She asked, “What’s wrong with my plants? Should I spray them with liquid Sevin?” We walked out to look at the leaves on the viburnum Davidii that lined one of the planting beds.
I said, “Liquid Sevin won’t help you here because it is an insecticide. The problem with these plants is not insect related but is fungus related instead.” I pointed to the holes in the leaves. “These are a sign of a fungus disease that is called ‘shot holes.’ The problem starts as a spot on the leaf and then grows outward in concentric circles. As the spot on the leaf kills the plant cells, it ends up looking like a hole that has been eaten by a worm or an insect. The dark brown end of the other leaf in the picture is a sign of another kind of fungus.”
We started walking around and looking at other plants. Some of the leaves on the dragon wing begonias were looking funny. The spots are fungus related as are the curly leaves. You will also notice a browning on the margins of the leaves.
The hosta plants are showing a lot of fungal damage. Some of this damage may be from getting too much sun, or the abundance of sun and the fungus are working together. The fungus attacks any weak spot in the leaf.
I frequently see the damage pictured below in acuba. Again, I think some of it is light related, but it seems to be mostly a fungus infection.
Here is fungus damage on a Knockout rose. Note the holes in the leaves and the damage on the leaf margins.
Paige and I discussed the fact that when something goes wrong with a plant, our first reaction is to water it more.
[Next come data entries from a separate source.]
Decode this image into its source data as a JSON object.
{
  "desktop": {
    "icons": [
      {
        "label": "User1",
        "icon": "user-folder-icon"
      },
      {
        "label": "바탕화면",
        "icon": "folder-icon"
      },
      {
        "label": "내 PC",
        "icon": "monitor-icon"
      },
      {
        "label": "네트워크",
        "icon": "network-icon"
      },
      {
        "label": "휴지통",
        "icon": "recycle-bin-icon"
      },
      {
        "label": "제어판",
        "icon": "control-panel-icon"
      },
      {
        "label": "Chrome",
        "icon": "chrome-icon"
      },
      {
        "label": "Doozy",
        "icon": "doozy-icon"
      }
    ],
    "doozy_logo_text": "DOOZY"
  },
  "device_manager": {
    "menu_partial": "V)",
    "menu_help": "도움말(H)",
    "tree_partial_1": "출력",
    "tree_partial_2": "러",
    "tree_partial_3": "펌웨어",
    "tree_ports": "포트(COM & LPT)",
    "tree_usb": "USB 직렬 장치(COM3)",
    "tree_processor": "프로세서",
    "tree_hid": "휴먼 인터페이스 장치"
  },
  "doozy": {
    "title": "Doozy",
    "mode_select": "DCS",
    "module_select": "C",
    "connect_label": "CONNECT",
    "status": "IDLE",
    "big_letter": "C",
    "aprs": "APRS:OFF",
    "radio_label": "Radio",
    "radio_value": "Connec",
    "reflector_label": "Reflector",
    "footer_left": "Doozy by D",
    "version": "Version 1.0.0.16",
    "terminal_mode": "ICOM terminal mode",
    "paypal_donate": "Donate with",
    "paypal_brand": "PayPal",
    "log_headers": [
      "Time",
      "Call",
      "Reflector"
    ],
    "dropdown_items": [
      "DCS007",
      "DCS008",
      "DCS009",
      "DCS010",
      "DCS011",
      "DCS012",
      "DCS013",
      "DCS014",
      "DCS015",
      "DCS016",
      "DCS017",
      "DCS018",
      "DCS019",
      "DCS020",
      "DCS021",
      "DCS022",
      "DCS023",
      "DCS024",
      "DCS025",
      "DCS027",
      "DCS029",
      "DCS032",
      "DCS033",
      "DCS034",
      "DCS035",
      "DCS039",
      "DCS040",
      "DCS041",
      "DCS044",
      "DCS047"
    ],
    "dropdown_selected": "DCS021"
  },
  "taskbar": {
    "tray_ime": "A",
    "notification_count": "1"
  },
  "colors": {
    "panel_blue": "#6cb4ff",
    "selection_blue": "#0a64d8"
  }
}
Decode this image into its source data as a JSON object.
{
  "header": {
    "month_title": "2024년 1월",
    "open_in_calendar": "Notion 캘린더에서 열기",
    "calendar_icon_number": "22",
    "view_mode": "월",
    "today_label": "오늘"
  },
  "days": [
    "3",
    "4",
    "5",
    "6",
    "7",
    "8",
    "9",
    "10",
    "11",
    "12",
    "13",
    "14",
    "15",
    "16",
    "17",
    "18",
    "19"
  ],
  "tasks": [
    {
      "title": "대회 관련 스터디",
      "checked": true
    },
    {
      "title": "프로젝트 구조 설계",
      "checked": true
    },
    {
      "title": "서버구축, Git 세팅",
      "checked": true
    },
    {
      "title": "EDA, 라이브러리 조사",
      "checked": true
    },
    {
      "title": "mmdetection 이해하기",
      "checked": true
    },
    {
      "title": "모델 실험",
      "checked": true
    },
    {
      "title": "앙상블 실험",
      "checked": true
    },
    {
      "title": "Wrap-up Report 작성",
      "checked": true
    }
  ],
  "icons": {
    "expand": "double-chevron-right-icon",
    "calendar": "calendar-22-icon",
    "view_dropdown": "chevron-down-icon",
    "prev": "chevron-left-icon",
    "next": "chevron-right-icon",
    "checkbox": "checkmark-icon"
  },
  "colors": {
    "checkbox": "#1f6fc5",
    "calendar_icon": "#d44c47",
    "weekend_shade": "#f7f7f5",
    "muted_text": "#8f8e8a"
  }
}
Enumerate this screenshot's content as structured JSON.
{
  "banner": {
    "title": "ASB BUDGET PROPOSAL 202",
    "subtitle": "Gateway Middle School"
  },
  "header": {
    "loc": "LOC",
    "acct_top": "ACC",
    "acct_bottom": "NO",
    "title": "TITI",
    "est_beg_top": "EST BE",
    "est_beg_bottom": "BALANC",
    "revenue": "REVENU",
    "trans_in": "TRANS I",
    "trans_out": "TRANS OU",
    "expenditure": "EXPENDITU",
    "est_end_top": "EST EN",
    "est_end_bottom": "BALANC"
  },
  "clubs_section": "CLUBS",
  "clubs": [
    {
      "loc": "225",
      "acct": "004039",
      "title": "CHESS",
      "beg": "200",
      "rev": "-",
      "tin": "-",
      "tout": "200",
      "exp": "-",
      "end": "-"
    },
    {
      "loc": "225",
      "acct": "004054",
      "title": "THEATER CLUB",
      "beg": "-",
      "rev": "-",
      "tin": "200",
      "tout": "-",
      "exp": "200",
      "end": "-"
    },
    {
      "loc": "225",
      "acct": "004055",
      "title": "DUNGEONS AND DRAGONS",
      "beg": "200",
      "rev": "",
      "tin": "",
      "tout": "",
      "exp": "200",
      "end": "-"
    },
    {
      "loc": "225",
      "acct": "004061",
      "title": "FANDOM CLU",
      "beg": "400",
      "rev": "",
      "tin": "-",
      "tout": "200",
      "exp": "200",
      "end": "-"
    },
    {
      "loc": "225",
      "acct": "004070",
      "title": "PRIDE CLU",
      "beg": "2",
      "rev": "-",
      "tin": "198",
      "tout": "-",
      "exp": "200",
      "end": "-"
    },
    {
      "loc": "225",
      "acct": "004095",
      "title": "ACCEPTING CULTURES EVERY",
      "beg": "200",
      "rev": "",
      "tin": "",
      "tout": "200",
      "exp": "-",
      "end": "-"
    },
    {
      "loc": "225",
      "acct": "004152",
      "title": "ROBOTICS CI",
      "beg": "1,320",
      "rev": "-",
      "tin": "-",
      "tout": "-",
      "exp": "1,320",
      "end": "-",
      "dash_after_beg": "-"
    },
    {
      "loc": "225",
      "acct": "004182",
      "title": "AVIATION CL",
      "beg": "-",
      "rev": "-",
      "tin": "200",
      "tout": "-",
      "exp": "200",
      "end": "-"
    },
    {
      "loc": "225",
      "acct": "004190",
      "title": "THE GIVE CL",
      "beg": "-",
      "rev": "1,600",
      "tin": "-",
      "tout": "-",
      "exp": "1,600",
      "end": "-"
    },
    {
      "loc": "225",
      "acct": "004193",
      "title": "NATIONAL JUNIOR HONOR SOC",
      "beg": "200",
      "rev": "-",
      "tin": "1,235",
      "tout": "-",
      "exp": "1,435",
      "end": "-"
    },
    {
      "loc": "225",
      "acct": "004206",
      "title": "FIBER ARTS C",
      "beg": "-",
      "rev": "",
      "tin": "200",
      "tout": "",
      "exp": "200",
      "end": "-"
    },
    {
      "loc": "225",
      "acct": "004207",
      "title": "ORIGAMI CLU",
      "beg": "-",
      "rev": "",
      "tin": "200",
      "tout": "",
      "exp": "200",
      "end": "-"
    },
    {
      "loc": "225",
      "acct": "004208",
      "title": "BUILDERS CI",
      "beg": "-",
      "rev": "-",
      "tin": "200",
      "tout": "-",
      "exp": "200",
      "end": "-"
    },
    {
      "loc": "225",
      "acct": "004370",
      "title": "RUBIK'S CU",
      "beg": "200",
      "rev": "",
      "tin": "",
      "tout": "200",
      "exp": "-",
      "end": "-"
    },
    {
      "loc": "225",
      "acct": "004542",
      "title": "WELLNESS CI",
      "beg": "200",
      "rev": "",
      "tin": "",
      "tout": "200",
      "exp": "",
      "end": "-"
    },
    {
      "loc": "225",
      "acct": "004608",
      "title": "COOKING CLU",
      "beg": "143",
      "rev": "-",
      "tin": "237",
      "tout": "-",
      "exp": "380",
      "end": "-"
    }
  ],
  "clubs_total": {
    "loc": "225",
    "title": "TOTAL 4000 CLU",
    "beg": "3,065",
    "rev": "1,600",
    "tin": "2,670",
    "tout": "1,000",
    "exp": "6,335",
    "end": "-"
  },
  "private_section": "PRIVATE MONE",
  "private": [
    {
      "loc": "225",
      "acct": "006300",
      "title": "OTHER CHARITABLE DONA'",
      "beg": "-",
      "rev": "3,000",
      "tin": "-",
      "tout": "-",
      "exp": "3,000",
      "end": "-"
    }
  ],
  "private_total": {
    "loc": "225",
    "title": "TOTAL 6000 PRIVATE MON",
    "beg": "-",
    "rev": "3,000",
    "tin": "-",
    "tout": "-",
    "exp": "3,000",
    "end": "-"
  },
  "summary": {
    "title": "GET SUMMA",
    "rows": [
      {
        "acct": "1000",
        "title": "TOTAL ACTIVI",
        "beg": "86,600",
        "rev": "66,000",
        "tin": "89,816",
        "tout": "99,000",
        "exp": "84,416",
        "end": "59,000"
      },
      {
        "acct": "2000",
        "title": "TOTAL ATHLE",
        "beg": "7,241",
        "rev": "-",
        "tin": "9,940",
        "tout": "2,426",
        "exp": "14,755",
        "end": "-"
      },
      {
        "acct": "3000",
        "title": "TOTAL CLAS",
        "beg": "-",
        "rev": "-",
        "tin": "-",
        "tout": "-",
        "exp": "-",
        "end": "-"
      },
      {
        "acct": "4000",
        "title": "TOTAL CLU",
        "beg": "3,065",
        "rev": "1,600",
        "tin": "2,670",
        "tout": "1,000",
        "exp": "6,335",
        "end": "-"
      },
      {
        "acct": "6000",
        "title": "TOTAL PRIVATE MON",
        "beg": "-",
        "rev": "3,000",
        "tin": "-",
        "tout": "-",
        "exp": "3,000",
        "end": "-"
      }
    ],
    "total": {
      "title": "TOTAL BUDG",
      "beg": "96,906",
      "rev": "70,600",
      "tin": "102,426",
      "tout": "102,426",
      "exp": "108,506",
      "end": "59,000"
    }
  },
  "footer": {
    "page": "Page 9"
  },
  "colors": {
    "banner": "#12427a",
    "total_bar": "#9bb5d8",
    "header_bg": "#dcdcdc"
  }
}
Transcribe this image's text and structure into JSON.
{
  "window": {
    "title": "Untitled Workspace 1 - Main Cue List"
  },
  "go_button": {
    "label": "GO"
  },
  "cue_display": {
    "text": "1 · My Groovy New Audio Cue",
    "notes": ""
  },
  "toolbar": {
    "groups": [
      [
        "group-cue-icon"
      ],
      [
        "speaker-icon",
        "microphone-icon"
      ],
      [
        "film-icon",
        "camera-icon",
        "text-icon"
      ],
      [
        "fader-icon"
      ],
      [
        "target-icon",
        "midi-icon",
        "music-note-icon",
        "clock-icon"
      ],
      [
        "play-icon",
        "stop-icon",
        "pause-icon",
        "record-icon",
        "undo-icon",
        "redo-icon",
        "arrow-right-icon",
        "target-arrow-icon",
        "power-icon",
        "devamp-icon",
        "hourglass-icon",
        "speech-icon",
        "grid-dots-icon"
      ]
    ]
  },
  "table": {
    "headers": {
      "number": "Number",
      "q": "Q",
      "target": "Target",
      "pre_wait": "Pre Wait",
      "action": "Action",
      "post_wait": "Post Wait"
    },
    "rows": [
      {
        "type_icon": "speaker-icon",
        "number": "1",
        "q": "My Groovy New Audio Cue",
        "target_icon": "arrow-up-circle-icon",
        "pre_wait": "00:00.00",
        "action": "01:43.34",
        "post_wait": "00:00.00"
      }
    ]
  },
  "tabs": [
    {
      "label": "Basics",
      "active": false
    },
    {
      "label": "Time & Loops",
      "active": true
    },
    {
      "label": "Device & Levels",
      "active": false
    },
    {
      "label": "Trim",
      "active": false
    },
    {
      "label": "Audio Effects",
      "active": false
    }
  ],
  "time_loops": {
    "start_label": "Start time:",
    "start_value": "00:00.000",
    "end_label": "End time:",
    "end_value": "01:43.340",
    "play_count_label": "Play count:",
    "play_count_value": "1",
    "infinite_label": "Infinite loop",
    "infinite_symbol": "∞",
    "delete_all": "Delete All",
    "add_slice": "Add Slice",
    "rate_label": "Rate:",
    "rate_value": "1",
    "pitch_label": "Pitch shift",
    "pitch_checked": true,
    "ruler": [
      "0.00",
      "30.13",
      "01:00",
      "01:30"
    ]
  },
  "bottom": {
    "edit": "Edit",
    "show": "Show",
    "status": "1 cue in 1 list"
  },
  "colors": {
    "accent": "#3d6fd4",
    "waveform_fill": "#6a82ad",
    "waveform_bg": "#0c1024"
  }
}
Since fungus problems are moisture related diseases, this is the totally wrong thing to do. The begonia pictured below is a prime example of a plant that has been over watered. The leaves drop off or become spotted. The leaf margins die back, and there may be some kind or other of a powdery mildew that will attack the flowers.
Below is a plant that is probably beyond repair. One of the types of fungus is called ‘stem rot’ and is soil borne. This picture shows over- watering in its extremity.
I don’t know enough about the different names or kinds of fungi to be able to go into the subject and I don’t really think it is necessary. The main point is to be able to recognize a problem as fungus related instead of insect or otherwise related. The concept is the important thing.
Paige asked, “So how do I tell fungus damage from insect damage?” I replied, “If you just start looking at the problems you will see the difference. I have given you the concept and I define a concept as a collection of questions that I have never asked before.”
You can treat fungus problems on your plants. There are a number of fungicides on the market that will work. I am currently using Daconyl which gives me very good results. I think that one should have two different fungicides and alternate them. Sometimes one fungicide will kill a type of predatory fungus that works against another kind of fungus.
Your favorite nurseryman should have several kinds of fungicides to choose from. One of the best fungicides that I have found is Cleary’s 3336. This fungicide is systemic and helps control all sorts of fungus diseases, even going through the plant to reach the roots. You may find it at BT Grower’s supply online.
One of the things I like about Paige is that she asks well thought out questions—lots of them. When I told her that the fungus treatment would not get rid of the damage that had already occurred, but would prevent the damage from becoming worse, she asked, “Should one wait until the damage shows up, or should one spray to prevent the damage?”
I replied, “It is best to be proactive, but later is better than not at all.”
In the nurseries and greenhouses that produce our ornamental plants, the grower will maintain a strict fungicide program. I think that in your yard, it is satisfactory to be able to recognize the problem when it shows up. I also believe that if one were to spray the ornamentals about once a month with a fungicide, the quality of growth would improve greatly.
Insecticide kills insects
Fungicide kills fungus.
You can decrease plant fungus problems by watering in the morning instead of at night.